Abstract - Walking after incomplete spinal cord injury using an implanted FES system: A case report

Elizabeth Hardin, PhD;* Rudi Kobetic, MS; Lori Murray, PT, MS; Michelle Corado-Ahmed, PT, MS; Gilles Pinault, MD; Jonathan Sakai, MME; Stephanie Nogan Bailey, BSE; Chester Ho, MD; Ronald J. Triolo, PhD

Cleveland FES Center, Louis Stokes Cleveland Department of Veterans Affairs Medical Center, Cleveland, OH

Abstract — Implanted functional electrical stimulation (FES) systems for walking are experimentally available to individuals with incomplete spinal cord injury (SCI); however, data on short-term therapeutic and functional outcomes are limited. The goal of this study was to quantify therapeutic and functional effects of an implanted FES system for walking after incomplete cervical SCI. After robotic-assisted treadmill training and overground gait training maximized his voluntary function, an individual with incomplete SCI (American Spinal Injury Association grade C, cervical level 6-7) who could stand volitionally but not step was surgically implanted with an 8-channel receiver stimulator and intramuscular electrodes. Electrodes were implanted bilaterally, recruiting iliopsoas, vastus intermedius and lateralis, tensor fasciae latae, tibialis anterior, and peroneus longus muscles. Twelve weeks of training followed limited activity post-surgery. Customized stimulation patterns addressed gait deficits via an external control unit. The system was well-tolerated and reliable.

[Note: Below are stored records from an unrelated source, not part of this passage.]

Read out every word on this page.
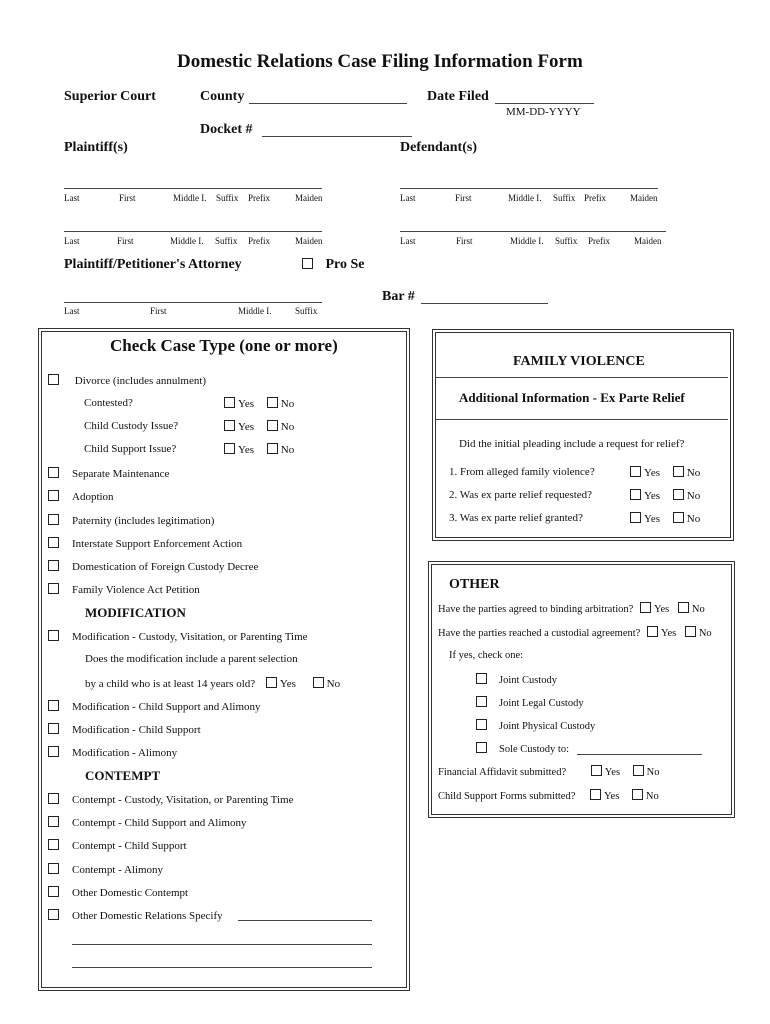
Domestic Relations Case Filing Information Form
Superior Court	County	Date Filed
MM-DD-YYYY
Docket #
Plaintiff(s)	Defendant(s)
Last	First	Middle I. Suffix Prefix	Maiden
Last	First	Middle I. Suffix Prefix	Maiden
Last	First	Middle I. Suffix Prefix	Maiden
Last	First	Middle I. Suffix Prefix	Maiden
Plaintiff/Petitioner's Attorney	Pro Se
Bar #
Last	First	Middle I.	Suffix
Check Case Type (one or more)
Divorce (includes annulment)
Contested?	Yes No
Child Custody Issue?	Yes No
Child Support Issue?	Yes No
Separate Maintenance
Adoption
Paternity (includes legitimation)
Interstate Support Enforcement Action
Domestication of Foreign Custody Decree
Family Violence Act Petition
MODIFICATION
Modification - Custody, Visitation, or Parenting Time
Does the modification include a parent selection
by a child who is at least 14 years old? Yes	No
Modification - Child Support and Alimony
Modification - Child Support
Modification - Alimony
CONTEMPT
Contempt - Custody, Visitation, or Parenting Time
Contempt - Child Support and Alimony
Contempt - Child Support
Contempt - Alimony
Other Domestic Contempt
Other Domestic Relations Specify
FAMILY VIOLENCE
Additional Information - Ex Parte Relief
Did the initial pleading include a request for relief?
1. From alleged family violence?	Yes No
2. Was ex parte relief requested?	Yes No
3. Was ex parte relief granted?	Yes No
OTHER
Have the parties agreed to binding arbitration? Yes No
Have the parties reached a custodial agreement? Yes No
If yes, check one:
Joint Custody
Joint Legal Custody
Joint Physical Custody
Sole Custody to:
Financial Affidavit submitted?	Yes	No
Child Support Forms submitted?	Yes	No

After the 12-week training, maximal walking distance increased (from 14 m to 309 m), maximal walking speed was 10 times greater (from 0.02 m/s to 0.20 m/s), and physiological cost index was 5 times less (from 44.4 beats/m to 8.6 beats/m). Voluntary locomotor function was unchanged. The implanted FES system was well-tolerated, reliable, and supplemented function, allowing the participant limited community ambulation. Physiological effort decreased and maximal walking distance increased dramatically over 12 weeks.

Key words: ambulation, FES, functional outcomes, locomotion, neurological gait disorders, physiological cost index, rehabilitation, spinal cord injury, stimulation, walking.